GENEL KURUL KONUŞMASI
Konu: KAMU DENETÇİLİĞİ KURUMU KANUNU TASARISI
Yasama Yılı:2
Birleşim:120
Tarih:14.06.2012

ALİM IŞIK (Kütahya) - Sayın Başkan, değerli milletvekilleri; görüşmekte olduğumuz 276 sıra sayılı Kamu Denetçiliği Kurumu Kanunu Tasarısı'nın 17'nci maddesi hakkında vermiş olduğumuz önerge üzerine söz aldım. Bu vesileyle yüce heyetinizi saygıyla selamlıyorum.

Değerli milletvekilleri, tasarının 17'nci maddesi kuruma başvurunun nasıl yapılacağını ve işlemlerin nasıl yürütülüp sonuçlandırılacağını konu etmektedir. Bunun dördüncü fıkrası da idari yargı yolunun bitirilmesini esas almakta ancak "telafisi güç veya imkânsız zararların doğması ihtimali bulunan hâllerde idari başvuru yolları tüketilmese dahi başvuruları kabul edebilir" hükmü yer almaktadır.

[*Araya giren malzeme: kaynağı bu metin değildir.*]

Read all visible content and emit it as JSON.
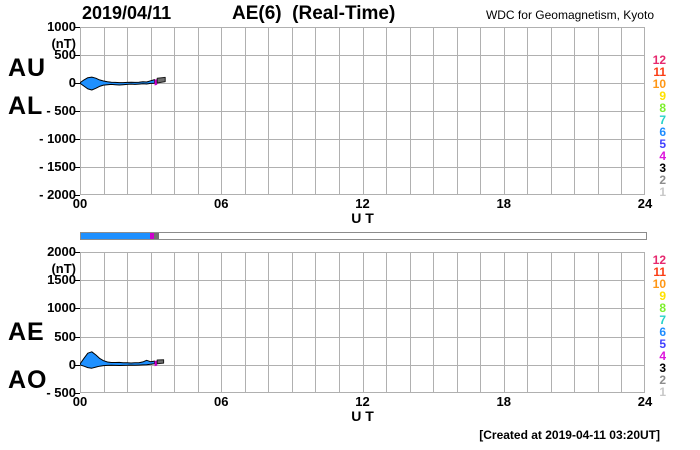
{
  "header": {
    "date": "2019/04/11",
    "title": "AE(6)  (Real-Time)",
    "credit": "WDC for Geomagnetism, Kyoto"
  },
  "footer": {
    "created": "[Created at 2019-04-11 03:20UT]"
  },
  "station_legend": {
    "description": "number of contributing stations color scale",
    "values": [
      {
        "label": "12",
        "color": "#e6286e"
      },
      {
        "label": "11",
        "color": "#fa3c14"
      },
      {
        "label": "10",
        "color": "#ff9614"
      },
      {
        "label": "9",
        "color": "#ffe100"
      },
      {
        "label": "8",
        "color": "#7df02d"
      },
      {
        "label": "7",
        "color": "#28d2c8"
      },
      {
        "label": "6",
        "color": "#1e8cff"
      },
      {
        "label": "5",
        "color": "#4141ff"
      },
      {
        "label": "4",
        "color": "#dc14dc"
      },
      {
        "label": "3",
        "color": "#000000"
      },
      {
        "label": "2",
        "color": "#8c8c8c"
      },
      {
        "label": "1",
        "color": "#c8c8c8"
      }
    ]
  },
  "progress_bar": {
    "total_hours": 24,
    "segments": [
      {
        "color": "#1e90ff",
        "from_hour": 0,
        "to_hour": 2.95,
        "striped": true
      },
      {
        "color": "#cc00cc",
        "from_hour": 2.95,
        "to_hour": 3.12,
        "striped": false
      },
      {
        "color": "#707070",
        "from_hour": 3.12,
        "to_hour": 3.33,
        "striped": false
      }
    ]
  },
  "chart_data": [
    {
      "type": "area",
      "name": "AU-AL",
      "left_labels": [
        "AU",
        "AL"
      ],
      "unit": "(nT)",
      "xlabel": "U T",
      "ylim": [
        -2000,
        1000
      ],
      "y_tick_step": 500,
      "y_ticks": [
        "1000",
        "500",
        "0",
        "- 500",
        "- 1000",
        "- 1500",
        "- 2000"
      ],
      "xlim": [
        0,
        24
      ],
      "x_grid_step": 1,
      "x_ticks": [
        {
          "label": "00",
          "hour": 0
        },
        {
          "label": "06",
          "hour": 6
        },
        {
          "label": "12",
          "hour": 12
        },
        {
          "label": "18",
          "hour": 18
        },
        {
          "label": "24",
          "hour": 24
        }
      ],
      "hours": [
        0,
        0.17,
        0.33,
        0.5,
        0.67,
        0.83,
        1,
        1.17,
        1.33,
        1.5,
        1.67,
        1.83,
        2,
        2.17,
        2.33,
        2.5,
        2.67,
        2.83,
        3,
        3.17
      ],
      "series": [
        {
          "name": "AU",
          "values": [
            5,
            55,
            95,
            105,
            85,
            55,
            35,
            22,
            15,
            10,
            8,
            8,
            10,
            12,
            10,
            14,
            22,
            18,
            40,
            60
          ]
        },
        {
          "name": "AL",
          "values": [
            -5,
            -55,
            -105,
            -125,
            -95,
            -60,
            -38,
            -30,
            -25,
            -30,
            -35,
            -30,
            -25,
            -20,
            -25,
            -20,
            -15,
            -18,
            -8,
            -5
          ]
        }
      ],
      "fill_color": "#1e90ff",
      "outline_color": "#000000",
      "grid_color": "#b0b0b0",
      "tail_segments": [
        {
          "color": "#cc00cc",
          "stroke": "none",
          "x": [
            3.17,
            3.28
          ],
          "upper": [
            62,
            68
          ],
          "lower": [
            -45,
            -30
          ]
        },
        {
          "color": "#6e6e6e",
          "stroke": "#1a1a1a",
          "x": [
            3.28,
            3.62
          ],
          "upper": [
            85,
            100
          ],
          "lower": [
            0,
            25
          ]
        }
      ]
    },
    {
      "type": "area",
      "name": "AE-AO",
      "left_labels": [
        "AE",
        "AO"
      ],
      "unit": "(nT)",
      "xlabel": "U T",
      "ylim": [
        -500,
        2000
      ],
      "y_tick_step": 500,
      "y_ticks": [
        "2000",
        "1500",
        "1000",
        "500",
        "0",
        "- 500"
      ],
      "xlim": [
        0,
        24
      ],
      "x_grid_step": 1,
      "x_ticks": [
        {
          "label": "00",
          "hour": 0
        },
        {
          "label": "06",
          "hour": 6
        },
        {
          "label": "12",
          "hour": 12
        },
        {
          "label": "18",
          "hour": 18
        },
        {
          "label": "24",
          "hour": 24
        }
      ],
      "hours": [
        0,
        0.17,
        0.33,
        0.5,
        0.67,
        0.83,
        1,
        1.17,
        1.33,
        1.5,
        1.67,
        1.83,
        2,
        2.17,
        2.33,
        2.5,
        2.67,
        2.83,
        3,
        3.17
      ],
      "series": [
        {
          "name": "AE",
          "values": [
            15,
            115,
            205,
            230,
            175,
            115,
            72,
            50,
            40,
            40,
            43,
            38,
            35,
            32,
            35,
            38,
            52,
            80,
            55,
            65
          ]
        },
        {
          "name": "AO",
          "values": [
            0,
            -25,
            -50,
            -60,
            -40,
            -25,
            -15,
            -10,
            -8,
            -10,
            -13,
            -11,
            -8,
            -5,
            -8,
            -5,
            -2,
            0,
            8,
            18
          ]
        }
      ],
      "fill_color": "#1e90ff",
      "outline_color": "#000000",
      "grid_color": "#b0b0b0",
      "tail_segments": [
        {
          "color": "#cc00cc",
          "stroke": "none",
          "x": [
            3.17,
            3.28
          ],
          "upper": [
            70,
            75
          ],
          "lower": [
            -25,
            -15
          ]
        },
        {
          "color": "#6e6e6e",
          "stroke": "#1a1a1a",
          "x": [
            3.28,
            3.55
          ],
          "upper": [
            85,
            90
          ],
          "lower": [
            20,
            30
          ]
        }
      ]
    }
  ]
}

Önergemiz,  kabul edilmesi durumunda işlemin nasıl sonuçlandırılacağını hükme bağlayan bir önergedir. Dolayısıyla Sayın Komisyonun ve Hükûmetin bu önergeye -maddenin daha olgunlaşması amacıyla verilmiş olmasına rağmen- katılmamasını gerçekten hayretle karşıladığımı ifade etmek istiyorum.

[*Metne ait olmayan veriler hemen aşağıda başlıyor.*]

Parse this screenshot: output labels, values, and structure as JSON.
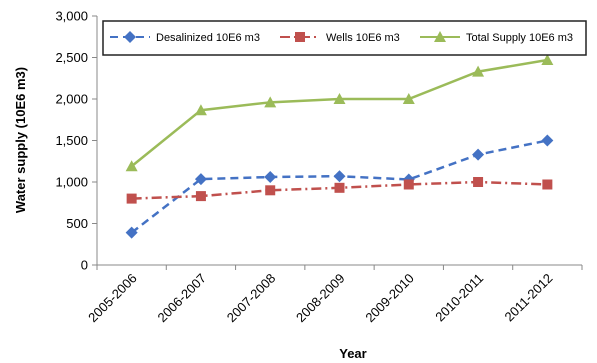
{
  "chart_data": {
    "type": "line",
    "title": "",
    "xlabel": "Year",
    "ylabel": "Water supply (10E6 m3)",
    "ylim": [
      0,
      3000
    ],
    "yticks": [
      0,
      500,
      1000,
      1500,
      2000,
      2500,
      3000
    ],
    "ytick_labels": [
      "0",
      "500",
      "1,000",
      "1,500",
      "2,000",
      "2,500",
      "3,000"
    ],
    "grid": false,
    "legend_position": "top",
    "categories": [
      "2005-2006",
      "2006-2007",
      "2007-2008",
      "2008-2009",
      "2009-2010",
      "2010-2011",
      "2011-2012"
    ],
    "series": [
      {
        "name": "Desalinized 10E6 m3",
        "values": [
          390,
          1035,
          1060,
          1070,
          1030,
          1330,
          1500
        ],
        "color": "#4472C4",
        "dash": "dashed",
        "marker": "diamond"
      },
      {
        "name": "Wells 10E6 m3",
        "values": [
          800,
          830,
          900,
          930,
          970,
          1000,
          970
        ],
        "color": "#C0504D",
        "dash": "dash-dot",
        "marker": "square"
      },
      {
        "name": "Total Supply 10E6 m3",
        "values": [
          1190,
          1865,
          1960,
          2000,
          2000,
          2330,
          2470
        ],
        "color": "#9BBB59",
        "dash": "solid",
        "marker": "triangle"
      }
    ]
  }
}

Peki, başvurudan sonra kuruma gönderdi, ne olacak? İdare yaptığı işlemle ilgili sonucu kuruma bildirecek ki bu işlem tamamlansın. Böyle son derece iyi niyetle hazırlanmış bir önergeye dahi katılmayan Komisyon ve Hükûmet, anlaşılan o ki muhalefetten gelen öneri ne olursa olsun -ağzıyla kuş tutsa dahi- kabul etmez çünkü ilahî kitap sadece onlara hak veriyor! Buradaki muhalefet partilerine mensup hiçbir milletvekili doğruyu düşünemez, doğruyu bilemez! Bunlar, bu Cenabıallah'ın yarattığı en kutsal varlıklar olarak sadece AKP'de toplanmıştır! Böyle bir şey olabilir mi Sayın Bakan? Nasıl sonuçlandıracaksınız bu işlemi? Dolayısıyla bu önerge bununla ilgili bir önerge.

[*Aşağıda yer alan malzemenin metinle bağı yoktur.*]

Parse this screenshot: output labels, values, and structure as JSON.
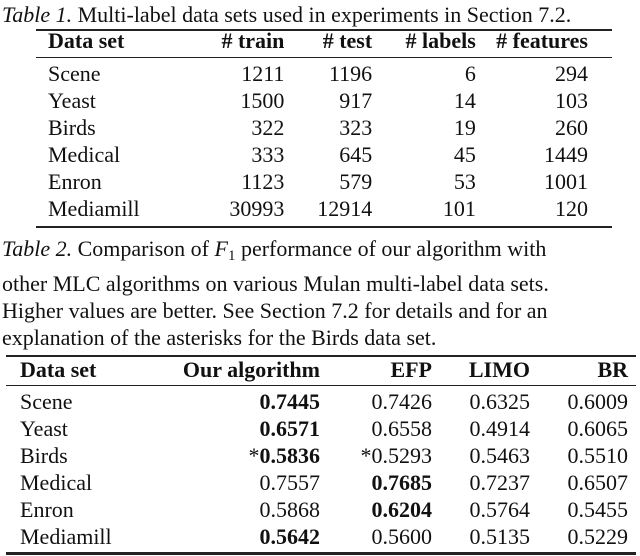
{
  "table1": {
    "caption_label": "Table 1.",
    "caption_text": " Multi-label data sets used in experiments in Section 7.2.",
    "headers": [
      "Data set",
      "# train",
      "# test",
      "# labels",
      "# features"
    ],
    "rows": [
      [
        "Scene",
        "1211",
        "1196",
        "6",
        "294"
      ],
      [
        "Yeast",
        "1500",
        "917",
        "14",
        "103"
      ],
      [
        "Birds",
        "322",
        "323",
        "19",
        "260"
      ],
      [
        "Medical",
        "333",
        "645",
        "45",
        "1449"
      ],
      [
        "Enron",
        "1123",
        "579",
        "53",
        "1001"
      ],
      [
        "Mediamill",
        "30993",
        "12914",
        "101",
        "120"
      ]
    ]
  },
  "table2": {
    "caption_label": "Table 2.",
    "caption_lines": [
      {
        "pre": " Comparison of ",
        "math": "F",
        "sub": "1",
        "post": " performance of our algorithm with"
      },
      {
        "text": "other MLC algorithms on various Mulan multi-label data sets."
      },
      {
        "text": "Higher values are better.  See Section 7.2 for details and for an"
      },
      {
        "text": "explanation of the asterisks for the Birds data set."
      }
    ],
    "headers": [
      "Data set",
      "Our algorithm",
      "EFP",
      "LIMO",
      "BR"
    ],
    "rows": [
      {
        "name": "Scene",
        "values": [
          "0.7445",
          "0.7426",
          "0.6325",
          "0.6009"
        ],
        "bold": [
          true,
          false,
          false,
          false
        ],
        "prefix": [
          "",
          "",
          "",
          ""
        ]
      },
      {
        "name": "Yeast",
        "values": [
          "0.6571",
          "0.6558",
          "0.4914",
          "0.6065"
        ],
        "bold": [
          true,
          false,
          false,
          false
        ],
        "prefix": [
          "",
          "",
          "",
          ""
        ]
      },
      {
        "name": "Birds",
        "values": [
          "0.5836",
          "0.5293",
          "0.5463",
          "0.5510"
        ],
        "bold": [
          true,
          false,
          false,
          false
        ],
        "prefix": [
          "*",
          "*",
          "",
          ""
        ]
      },
      {
        "name": "Medical",
        "values": [
          "0.7557",
          "0.7685",
          "0.7237",
          "0.6507"
        ],
        "bold": [
          false,
          true,
          false,
          false
        ],
        "prefix": [
          "",
          "",
          "",
          ""
        ]
      },
      {
        "name": "Enron",
        "values": [
          "0.5868",
          "0.6204",
          "0.5764",
          "0.5455"
        ],
        "bold": [
          false,
          true,
          false,
          false
        ],
        "prefix": [
          "",
          "",
          "",
          ""
        ]
      },
      {
        "name": "Mediamill",
        "values": [
          "0.5642",
          "0.5600",
          "0.5135",
          "0.5229"
        ],
        "bold": [
          true,
          false,
          false,
          false
        ],
        "prefix": [
          "",
          "",
          "",
          ""
        ]
      }
    ]
  }
}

Sayın Bakan, dün, yüce kurulun değerli üyeleri, Sayın Başbakan Yardımcısı Bekir Bozdağ Bey'e kapatılan adliyelerle ilgili sorular sorduk. Sayın Başbakan Yardımcısı dedi ki: "Bununla ilgili Adalet Bakanlığında bir çalışmanın olduğunu arkadaşlarım bana iletti, henüz kesinleşmiş bir şey yok."

Şimdi sayın bürokratlara buradan sesleniyorum: Siz bir ülkenin Başbakan Yardımcısına doğru bilgi vermiyorsanız kime doğru bilgi vereceksiniz?

Kütahya ilinin Domaniç ilçesinde, Osmanlı'nın beşiğinde adliyenin kapısına bugün kilit vuruldu. Hâkim ve savcıların tayinleri çıkmış, memurların nereye gidecekleri belli olmuş, Tavşanlı'ya bağlanacağı bildirilmiş, Domaniç halkı ayakta. Niye doğru bilgi vermiyorsunuz? Dün bu yüce Meclise niye yanlış bilgi verdirtiyorsunuz? Adam gibi doğru bilgiyi verseniz de "Şu ilde şu kadar ilçe kapanıyor, buradaki adliyeleri kapattık." dese ve Başbakan Yardımcısı da yalancı konumuna düşmese daha doğru olmaz mı? Ne oldu? Dün sakladınız, bugün ortada.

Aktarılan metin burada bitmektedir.